The Indian rupee has come under sustained pressure in 2026, hovering near the ₹94–95-per-dollar range after weakening sharply over the past two years. Analysts say rising crude oil prices, geopolitical tensions, foreign investor outflows, and global economic uncertainty are all weighing heavily on the currency.

The rupee has already declined more than 5% this year after posting a similar fall in 2025, making it one of the weaker-performing major emerging-market currencies. Economists note that the decline is particularly striking because several Asian currencies—including the Taiwan dollar, Thailand baht, and Malaysia ringgit—have strengthened during the same period.

Why the rupee is weakening

The latest pressure on the rupee stems largely from escalating tensions involving the United States, Israel, and Iran, particularly disruptions around the Strait of Hormuz—a key global oil shipping route. India imports more than 85% of its crude oil requirements, making it highly vulnerable to spikes in energy prices.

As crude prices climbed above $100 per barrel, India’s import bill expanded sharply, increasing demand for dollars and putting additional strain on the rupee. Analysts say oil remains the single biggest macroeconomic risk for India’s currency.
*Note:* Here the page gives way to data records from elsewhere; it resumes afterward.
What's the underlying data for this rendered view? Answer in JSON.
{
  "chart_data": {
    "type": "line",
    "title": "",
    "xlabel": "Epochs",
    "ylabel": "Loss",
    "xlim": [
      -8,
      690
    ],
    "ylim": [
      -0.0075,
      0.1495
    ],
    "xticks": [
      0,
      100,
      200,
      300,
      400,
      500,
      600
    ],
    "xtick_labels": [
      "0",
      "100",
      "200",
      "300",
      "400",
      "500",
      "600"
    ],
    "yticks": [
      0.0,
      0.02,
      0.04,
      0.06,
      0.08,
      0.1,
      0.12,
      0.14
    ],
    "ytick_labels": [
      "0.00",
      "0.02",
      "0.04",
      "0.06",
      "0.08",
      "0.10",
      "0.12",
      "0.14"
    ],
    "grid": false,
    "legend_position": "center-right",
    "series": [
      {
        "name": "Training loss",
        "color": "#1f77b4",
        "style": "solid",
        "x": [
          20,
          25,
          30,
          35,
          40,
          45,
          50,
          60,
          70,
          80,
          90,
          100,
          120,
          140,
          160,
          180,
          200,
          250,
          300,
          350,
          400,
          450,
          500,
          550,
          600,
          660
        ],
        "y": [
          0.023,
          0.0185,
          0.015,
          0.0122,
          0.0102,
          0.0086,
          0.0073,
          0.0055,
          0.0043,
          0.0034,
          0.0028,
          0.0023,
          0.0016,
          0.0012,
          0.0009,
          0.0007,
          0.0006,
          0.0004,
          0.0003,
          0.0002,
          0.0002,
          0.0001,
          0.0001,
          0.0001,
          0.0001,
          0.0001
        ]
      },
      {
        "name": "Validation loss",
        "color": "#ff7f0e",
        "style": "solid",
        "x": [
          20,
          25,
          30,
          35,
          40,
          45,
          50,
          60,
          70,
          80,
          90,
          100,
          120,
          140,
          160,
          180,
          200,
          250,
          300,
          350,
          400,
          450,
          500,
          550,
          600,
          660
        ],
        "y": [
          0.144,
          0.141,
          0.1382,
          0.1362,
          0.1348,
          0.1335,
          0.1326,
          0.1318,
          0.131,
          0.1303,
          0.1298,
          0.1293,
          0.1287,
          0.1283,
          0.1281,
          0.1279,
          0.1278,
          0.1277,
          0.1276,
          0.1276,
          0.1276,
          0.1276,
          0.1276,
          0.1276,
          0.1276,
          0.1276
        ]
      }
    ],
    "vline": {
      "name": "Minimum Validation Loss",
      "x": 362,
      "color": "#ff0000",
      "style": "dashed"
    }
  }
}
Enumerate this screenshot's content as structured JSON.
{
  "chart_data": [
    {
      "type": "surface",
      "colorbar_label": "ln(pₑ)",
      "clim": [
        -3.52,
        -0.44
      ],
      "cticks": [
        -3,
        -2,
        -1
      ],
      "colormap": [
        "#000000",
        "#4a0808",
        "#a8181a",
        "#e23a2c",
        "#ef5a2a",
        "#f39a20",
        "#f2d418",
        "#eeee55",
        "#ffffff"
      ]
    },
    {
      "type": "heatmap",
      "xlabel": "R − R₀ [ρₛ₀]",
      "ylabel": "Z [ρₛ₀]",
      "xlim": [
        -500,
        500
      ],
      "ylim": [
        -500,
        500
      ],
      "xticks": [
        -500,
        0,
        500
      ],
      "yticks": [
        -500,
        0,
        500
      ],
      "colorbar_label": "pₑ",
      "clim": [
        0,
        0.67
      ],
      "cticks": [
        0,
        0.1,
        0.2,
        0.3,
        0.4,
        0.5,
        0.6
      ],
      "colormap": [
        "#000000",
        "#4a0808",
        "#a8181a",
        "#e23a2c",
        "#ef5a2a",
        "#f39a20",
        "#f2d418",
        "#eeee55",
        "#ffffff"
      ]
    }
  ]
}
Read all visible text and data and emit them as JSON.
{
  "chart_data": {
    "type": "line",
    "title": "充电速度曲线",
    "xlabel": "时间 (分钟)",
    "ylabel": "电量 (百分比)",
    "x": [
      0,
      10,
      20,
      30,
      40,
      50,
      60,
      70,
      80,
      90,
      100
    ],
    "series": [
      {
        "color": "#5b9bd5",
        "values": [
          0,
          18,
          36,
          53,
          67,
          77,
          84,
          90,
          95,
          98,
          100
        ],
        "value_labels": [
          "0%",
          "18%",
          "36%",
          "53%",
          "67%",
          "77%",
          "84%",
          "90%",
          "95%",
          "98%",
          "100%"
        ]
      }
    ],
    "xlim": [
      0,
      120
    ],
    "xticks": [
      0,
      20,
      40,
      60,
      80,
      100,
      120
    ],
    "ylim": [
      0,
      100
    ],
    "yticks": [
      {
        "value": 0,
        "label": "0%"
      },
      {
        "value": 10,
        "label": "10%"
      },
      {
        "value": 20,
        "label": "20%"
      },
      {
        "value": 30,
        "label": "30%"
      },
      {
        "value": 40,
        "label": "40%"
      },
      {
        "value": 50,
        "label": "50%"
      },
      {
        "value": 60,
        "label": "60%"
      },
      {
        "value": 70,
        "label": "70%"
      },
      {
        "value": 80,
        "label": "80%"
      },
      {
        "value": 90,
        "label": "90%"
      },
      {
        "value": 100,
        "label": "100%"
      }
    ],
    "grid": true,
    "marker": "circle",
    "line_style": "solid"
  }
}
Foreign investor outflows add pressure

Another major factor is the continued withdrawal of foreign investment from Indian markets. Overseas investors have reportedly pulled more than $21 billion from Indian equities this year, increasing demand for dollars as investors convert rupees into foreign currency.

Economists warn that high US bond yields, concerns over corporate earnings, geopolitical instability, and expensive Indian equity valuations have contributed to these outflows.

RBI’s efforts to stabilise the currency

The Reserve Bank of India (RBI) has intervened repeatedly in currency markets, selling dollars from its reserves and tightening speculative activity in the forex market. India’s foreign exchange reserves remain near $700 billion, providing a significant buffer.

However, RBI officials have repeatedly stressed that the central bank is not targeting a fixed exchange-rate level. Governor Sanjay Malhotra has said the market should determine the rupee’s value over the long term.

The RBI has also imposed restrictions on speculative currency positions and taken steps to reduce volatility, including tighter controls on derivative trading and forward contracts.

How a weak rupee affects ordinary Indians

A weaker rupee has broad consequences across the economy:

  • Imported products such as electronics, machinery, and automobiles become more expensive
  • Fuel costs rise because India imports most of its crude oil
  • Inflation increases as transportation and logistics costs climb
  • Overseas education and travel become costlier
  • Gold prices rise in domestic markets due to import dependence

At the same time, a weaker rupee can benefit exporters by making Indian goods and services more competitive globally. Sectors such as IT, pharmaceuticals, textiles, and manufacturing may gain from improved export demand.

Where could the rupee head next?

Currency analysts believe the rupee may witness short-term recoveries if geopolitical tensions ease or oil prices decline. However, the broader outlook remains weak unless global conditions improve substantially.

Some experts expect the dollar-rupee pair to remain in the ₹95–97 range through the end of 2026 if crude oil prices stay elevated and foreign investor sentiment remains cautious. Others warn that renewed geopolitical escalation or further oil shocks could push the rupee even weaker temporarily.

Despite these pressures, analysts note that India’s broader macroeconomic fundamentals remain relatively stronger than many emerging markets. Still, the rupee’s trajectory increasingly depends on global developments rather than purely domestic conditions.